Er zijn 250 stenen gebruikt om een muur te bouwen die 20 voet hoog is. Hoeveel stenen worden er gebruikt om een muur te bouwen die 30 voet hoog is?
375 stenen Dit kan worden beschouwd als een directe vergelijking tussen twee verschillende grootheden. Het is een voorbeeld van DIRECT PROPORTION omdat als het aantal stenen toeneemt, de hoogte van de muur toeneemt. Als de muur 30 voet moet zijn, zijn er meer stenen nodig. 250/20 = x / 30 20x = 250 xx 30 x = (250 xx 30) / 20 x = 375
De zon schijnt en een bolvormige sneeuwbal van volume 340 ft3 smelt met een snelheid van 17 kubieke voet per uur. Terwijl het smelt, blijft het bolvormig. In welk tempo is de straal na 7 uur aan het veranderen?
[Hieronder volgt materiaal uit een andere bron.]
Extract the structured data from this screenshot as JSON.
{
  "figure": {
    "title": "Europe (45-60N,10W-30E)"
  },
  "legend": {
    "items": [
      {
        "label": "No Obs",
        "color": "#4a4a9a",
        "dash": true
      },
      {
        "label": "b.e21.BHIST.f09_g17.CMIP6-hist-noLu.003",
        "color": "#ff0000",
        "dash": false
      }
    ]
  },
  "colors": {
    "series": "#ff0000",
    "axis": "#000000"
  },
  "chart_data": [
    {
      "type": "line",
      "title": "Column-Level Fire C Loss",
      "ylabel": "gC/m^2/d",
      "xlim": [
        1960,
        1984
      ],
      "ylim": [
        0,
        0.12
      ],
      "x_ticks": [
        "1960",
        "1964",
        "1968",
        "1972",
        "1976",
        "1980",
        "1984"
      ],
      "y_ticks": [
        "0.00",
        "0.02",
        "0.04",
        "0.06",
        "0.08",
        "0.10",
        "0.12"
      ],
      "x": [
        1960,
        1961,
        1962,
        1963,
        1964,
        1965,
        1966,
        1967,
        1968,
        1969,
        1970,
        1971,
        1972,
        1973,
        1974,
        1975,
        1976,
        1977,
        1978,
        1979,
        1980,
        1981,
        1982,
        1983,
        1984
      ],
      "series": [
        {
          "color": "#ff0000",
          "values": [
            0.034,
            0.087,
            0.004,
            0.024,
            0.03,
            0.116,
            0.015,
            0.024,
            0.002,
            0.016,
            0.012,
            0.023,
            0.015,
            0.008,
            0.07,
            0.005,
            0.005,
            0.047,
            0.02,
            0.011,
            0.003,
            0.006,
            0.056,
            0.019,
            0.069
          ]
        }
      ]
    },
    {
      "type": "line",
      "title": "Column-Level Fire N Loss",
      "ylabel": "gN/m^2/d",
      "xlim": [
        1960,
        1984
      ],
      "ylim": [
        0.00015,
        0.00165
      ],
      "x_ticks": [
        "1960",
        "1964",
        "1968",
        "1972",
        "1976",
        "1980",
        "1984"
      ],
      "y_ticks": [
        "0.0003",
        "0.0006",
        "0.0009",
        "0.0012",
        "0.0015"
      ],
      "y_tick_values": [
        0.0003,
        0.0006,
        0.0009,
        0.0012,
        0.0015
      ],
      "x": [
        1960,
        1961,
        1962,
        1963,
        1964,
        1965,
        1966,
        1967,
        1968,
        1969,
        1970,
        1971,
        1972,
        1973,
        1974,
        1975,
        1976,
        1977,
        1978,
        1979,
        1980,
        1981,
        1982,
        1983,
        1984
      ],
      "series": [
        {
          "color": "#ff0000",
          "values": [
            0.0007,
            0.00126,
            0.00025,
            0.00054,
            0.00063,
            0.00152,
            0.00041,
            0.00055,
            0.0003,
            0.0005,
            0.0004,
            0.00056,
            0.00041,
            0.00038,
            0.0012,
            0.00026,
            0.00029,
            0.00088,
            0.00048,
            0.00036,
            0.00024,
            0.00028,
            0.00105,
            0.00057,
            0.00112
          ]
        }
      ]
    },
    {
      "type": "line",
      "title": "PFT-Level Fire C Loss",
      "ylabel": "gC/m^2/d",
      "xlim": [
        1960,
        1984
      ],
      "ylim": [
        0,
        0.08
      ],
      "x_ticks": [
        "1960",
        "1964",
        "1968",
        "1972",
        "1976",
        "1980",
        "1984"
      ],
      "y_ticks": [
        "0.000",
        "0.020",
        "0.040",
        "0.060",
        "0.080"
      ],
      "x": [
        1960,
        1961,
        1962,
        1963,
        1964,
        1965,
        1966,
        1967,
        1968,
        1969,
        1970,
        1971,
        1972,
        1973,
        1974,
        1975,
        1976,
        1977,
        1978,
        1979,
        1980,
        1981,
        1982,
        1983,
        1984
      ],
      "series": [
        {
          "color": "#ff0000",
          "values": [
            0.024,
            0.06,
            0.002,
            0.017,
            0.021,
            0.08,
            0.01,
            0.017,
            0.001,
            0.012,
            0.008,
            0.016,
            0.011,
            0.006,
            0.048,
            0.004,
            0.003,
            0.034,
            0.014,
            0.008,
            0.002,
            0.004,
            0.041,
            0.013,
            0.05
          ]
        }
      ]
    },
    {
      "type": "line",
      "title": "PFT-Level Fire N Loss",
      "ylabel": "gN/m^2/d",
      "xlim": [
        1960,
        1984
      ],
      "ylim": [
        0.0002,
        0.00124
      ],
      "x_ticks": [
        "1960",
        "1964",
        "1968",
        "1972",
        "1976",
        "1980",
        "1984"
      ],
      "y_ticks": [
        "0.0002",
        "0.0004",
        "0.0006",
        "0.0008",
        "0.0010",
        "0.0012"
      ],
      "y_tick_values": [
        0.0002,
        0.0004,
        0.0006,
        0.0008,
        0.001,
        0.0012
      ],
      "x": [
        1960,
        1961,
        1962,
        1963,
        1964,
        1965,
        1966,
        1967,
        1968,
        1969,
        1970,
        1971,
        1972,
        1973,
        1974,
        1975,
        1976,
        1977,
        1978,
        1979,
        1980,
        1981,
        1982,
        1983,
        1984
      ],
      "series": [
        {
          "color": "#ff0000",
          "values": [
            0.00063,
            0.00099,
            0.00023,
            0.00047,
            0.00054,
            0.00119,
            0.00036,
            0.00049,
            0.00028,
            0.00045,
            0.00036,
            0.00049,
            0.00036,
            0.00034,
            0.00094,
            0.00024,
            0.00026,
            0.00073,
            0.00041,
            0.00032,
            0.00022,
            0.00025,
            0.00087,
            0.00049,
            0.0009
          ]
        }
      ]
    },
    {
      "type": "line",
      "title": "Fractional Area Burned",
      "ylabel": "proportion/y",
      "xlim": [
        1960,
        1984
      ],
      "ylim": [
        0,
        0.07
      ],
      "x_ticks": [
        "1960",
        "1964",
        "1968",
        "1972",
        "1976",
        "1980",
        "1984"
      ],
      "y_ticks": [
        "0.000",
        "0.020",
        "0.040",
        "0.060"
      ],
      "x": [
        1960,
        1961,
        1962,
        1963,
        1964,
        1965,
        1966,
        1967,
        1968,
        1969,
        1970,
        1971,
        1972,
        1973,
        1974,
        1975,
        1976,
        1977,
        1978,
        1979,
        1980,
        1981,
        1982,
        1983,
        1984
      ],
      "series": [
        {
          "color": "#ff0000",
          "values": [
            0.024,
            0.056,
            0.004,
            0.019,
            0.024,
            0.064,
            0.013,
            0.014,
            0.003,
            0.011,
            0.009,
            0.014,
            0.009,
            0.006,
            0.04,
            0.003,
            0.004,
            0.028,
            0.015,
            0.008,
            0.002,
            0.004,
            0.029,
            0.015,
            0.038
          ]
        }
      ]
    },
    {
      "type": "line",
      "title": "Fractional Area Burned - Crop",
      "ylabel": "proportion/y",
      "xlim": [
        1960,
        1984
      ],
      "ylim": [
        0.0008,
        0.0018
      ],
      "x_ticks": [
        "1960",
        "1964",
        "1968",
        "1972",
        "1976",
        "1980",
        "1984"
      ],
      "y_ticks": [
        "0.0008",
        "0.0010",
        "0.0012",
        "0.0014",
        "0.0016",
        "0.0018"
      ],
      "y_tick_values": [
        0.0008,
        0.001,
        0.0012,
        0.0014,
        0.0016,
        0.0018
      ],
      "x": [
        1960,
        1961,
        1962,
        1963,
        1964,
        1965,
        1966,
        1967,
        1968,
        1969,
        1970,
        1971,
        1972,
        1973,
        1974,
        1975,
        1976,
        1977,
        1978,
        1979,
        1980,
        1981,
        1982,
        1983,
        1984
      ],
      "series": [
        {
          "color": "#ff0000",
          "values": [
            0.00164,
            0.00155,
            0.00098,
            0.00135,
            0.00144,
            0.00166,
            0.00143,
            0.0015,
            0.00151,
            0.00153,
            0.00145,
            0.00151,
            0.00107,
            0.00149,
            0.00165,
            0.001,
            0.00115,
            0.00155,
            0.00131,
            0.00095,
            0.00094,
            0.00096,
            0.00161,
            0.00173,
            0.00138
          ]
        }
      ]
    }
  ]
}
V = 4 / 3r ^ 3pi (dV) / (dt) = 4/3 (3r ^ 2) (dr) / dtpi (dV) / (dt) = (4r ^ 2) (dr) / (dt) pi nu we kijken naar onze hoeveelheden om te zien wat we nodig hebben en wat we hebben. Dus we weten de snelheid waarmee het volume verandert. We kennen ook het initiële volume, waarmee we de straal kunnen oplossen. We willen weten hoe snel de radius na 7 uur verandert. 340 = 4 / 3r ^ 3pi 255 = r ^ 3pi 255 / pi = r ^ 3 root (3) (255 / pi) = r We plug deze waarde in voor "r" in de afgeleide: (dV) / (dt) = 4 (root (3) (255 / pi)) ^ 2 (dr) / (dt) pi We weten dat (dV) / (dt) = -17, dus na 7 uur is het gesmolten -119 "
Waarom is de wet van Hess niet nuttig om de reactiewarmte te berekenen die gepaard gaat met het omzetten van een diamant in grafiet?
Het vrije energieverschil tussen grafiet en diamant is vrij klein; grafiet is een tikkeltje thermodynamisch stabieler. De activeringsenergie die nodig is voor de conversie zou monsterlijk groot zijn! Ik weet het vrije energieverschil tussen de 2 koolstofallotropen niet uit de hand; het is relatief klein. De activeringsenergie die nodig is voor de conversie zou absoluut enorm zijn; zodat de fout bij het berekenen of meten van de energieverandering waarschijnlijk hoger is dan (of op zijn minst vergelijkbaar is met) de waarde van het energieverschil. Is dit uw vraag?